A foam roller is a lightweight, cylindrical tube of elastomeric foam used for massaging one's own muscles.
The roller is placed between the target muscle and the ground, and is rolled back and forth, using body weight for pressure.
Rollers come in different sizes and various degrees of firmness.
The firmness (often identified by the color) can range from soft to firm, soft being best for beginners.

It may be used for many reasons, including increasing flexibility, reducing soreness, and eliminating muscle knots.
Foam rolling is a method of self-myofascial release.
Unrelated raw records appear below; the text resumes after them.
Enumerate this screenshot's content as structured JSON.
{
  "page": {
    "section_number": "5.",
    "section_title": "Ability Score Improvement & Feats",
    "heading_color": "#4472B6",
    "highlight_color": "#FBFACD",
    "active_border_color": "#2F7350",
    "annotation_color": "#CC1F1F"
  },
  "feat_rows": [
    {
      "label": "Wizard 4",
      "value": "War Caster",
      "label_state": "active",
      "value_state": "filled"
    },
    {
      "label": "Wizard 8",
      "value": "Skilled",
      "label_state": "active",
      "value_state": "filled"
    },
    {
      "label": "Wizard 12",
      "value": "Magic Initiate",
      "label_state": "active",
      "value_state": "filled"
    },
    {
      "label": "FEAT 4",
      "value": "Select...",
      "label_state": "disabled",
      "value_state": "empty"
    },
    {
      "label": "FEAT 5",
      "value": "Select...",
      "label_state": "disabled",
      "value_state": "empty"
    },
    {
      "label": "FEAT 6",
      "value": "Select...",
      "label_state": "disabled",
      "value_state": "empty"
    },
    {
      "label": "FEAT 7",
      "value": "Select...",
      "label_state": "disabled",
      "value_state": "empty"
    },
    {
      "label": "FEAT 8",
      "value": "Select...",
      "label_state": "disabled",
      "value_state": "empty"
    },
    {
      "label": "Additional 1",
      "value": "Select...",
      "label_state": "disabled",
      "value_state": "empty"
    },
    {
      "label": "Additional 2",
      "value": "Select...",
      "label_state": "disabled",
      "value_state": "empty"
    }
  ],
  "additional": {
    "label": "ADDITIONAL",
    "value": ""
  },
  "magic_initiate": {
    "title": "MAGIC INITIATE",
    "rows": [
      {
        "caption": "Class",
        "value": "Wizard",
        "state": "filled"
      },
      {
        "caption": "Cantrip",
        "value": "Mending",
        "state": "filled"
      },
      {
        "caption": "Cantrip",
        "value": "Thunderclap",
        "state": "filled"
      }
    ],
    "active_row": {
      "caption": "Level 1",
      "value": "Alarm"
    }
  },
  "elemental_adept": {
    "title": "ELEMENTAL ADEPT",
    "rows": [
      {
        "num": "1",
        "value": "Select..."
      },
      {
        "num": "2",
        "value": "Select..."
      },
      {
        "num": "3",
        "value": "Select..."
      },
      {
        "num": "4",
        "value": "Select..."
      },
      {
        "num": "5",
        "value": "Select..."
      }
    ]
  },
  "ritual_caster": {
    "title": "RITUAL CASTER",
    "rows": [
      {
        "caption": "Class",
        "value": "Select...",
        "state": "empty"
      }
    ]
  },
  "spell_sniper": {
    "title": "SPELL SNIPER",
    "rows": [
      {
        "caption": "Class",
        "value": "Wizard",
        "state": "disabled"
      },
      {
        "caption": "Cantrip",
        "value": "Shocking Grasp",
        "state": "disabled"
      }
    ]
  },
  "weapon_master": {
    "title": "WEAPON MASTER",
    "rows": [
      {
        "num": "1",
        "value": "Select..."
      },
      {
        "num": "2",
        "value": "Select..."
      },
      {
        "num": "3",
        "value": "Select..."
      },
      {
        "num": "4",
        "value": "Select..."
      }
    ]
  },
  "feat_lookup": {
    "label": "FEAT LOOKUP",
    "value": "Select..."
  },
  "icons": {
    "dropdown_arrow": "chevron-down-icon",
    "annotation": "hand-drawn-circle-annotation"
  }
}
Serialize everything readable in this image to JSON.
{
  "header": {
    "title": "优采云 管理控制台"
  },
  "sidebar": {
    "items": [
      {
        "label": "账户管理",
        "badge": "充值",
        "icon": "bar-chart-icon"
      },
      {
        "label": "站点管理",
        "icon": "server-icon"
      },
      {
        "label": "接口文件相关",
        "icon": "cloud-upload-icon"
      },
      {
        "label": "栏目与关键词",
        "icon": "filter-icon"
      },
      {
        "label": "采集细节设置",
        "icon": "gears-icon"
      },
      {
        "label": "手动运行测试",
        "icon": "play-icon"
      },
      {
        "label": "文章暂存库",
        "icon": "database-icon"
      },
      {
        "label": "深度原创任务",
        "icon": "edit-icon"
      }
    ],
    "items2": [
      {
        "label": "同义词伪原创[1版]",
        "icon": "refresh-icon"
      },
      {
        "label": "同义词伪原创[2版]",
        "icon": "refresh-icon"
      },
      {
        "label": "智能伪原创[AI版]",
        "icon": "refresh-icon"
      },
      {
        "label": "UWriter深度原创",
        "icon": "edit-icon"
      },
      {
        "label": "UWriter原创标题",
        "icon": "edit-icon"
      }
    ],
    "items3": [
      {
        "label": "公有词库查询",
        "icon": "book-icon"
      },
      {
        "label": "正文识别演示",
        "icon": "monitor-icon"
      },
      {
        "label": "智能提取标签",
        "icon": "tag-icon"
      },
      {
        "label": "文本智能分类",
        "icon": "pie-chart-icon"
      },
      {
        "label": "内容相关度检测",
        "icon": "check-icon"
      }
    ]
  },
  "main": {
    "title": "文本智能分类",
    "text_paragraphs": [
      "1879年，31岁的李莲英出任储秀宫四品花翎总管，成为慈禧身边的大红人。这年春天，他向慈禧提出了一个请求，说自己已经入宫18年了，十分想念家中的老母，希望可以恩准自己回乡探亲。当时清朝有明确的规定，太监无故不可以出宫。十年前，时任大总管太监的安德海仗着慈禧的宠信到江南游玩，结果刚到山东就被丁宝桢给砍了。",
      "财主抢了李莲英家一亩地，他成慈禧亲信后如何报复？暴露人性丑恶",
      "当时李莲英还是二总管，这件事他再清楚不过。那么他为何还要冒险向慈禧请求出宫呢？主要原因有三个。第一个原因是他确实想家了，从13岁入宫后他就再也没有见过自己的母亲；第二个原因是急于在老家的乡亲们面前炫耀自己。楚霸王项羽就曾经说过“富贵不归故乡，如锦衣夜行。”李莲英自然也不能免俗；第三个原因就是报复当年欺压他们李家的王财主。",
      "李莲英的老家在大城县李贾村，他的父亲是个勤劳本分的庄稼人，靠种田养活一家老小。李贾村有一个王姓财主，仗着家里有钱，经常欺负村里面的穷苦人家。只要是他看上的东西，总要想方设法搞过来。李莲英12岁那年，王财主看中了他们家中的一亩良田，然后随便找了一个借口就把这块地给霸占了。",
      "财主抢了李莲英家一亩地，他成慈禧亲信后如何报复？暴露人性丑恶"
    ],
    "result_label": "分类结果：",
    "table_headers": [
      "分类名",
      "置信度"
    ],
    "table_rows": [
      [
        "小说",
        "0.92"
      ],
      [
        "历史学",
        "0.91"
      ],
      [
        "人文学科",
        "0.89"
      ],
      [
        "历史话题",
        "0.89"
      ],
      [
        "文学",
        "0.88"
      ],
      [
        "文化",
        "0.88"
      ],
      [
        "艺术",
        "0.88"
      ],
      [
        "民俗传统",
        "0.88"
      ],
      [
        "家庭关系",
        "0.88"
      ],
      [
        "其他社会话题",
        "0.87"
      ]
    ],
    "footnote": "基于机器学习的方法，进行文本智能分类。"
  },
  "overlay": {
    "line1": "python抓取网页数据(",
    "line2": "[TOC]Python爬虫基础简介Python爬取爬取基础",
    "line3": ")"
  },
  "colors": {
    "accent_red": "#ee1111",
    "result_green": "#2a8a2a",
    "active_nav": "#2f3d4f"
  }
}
Foam rollers have a short term positive impact in the range of motion of joints, but benefits for long-term performance or range of motion are unknown.

Combining foam rolling and stretching does not cause a significant impact in range of motion compared to only foam rolling or stretching.
However, if stretching is done after foam rolling, then there is a “significantly but trivial better effect than stretching alone”.
A 2021 meta-analysis concluded that "evidence seems to justify the widespread use of foam rolling as a warm-up activity rather than a recovery tool", while arguing that post exercise or recovery rolling reduced muscle pain perception.
A 2019 review concluded that 90 seconds of foam rolling per muscle group may be the minimum needed to achieve a reduction in muscle pain or soreness in the short term but that there is insufficient evidence for the optimal amount.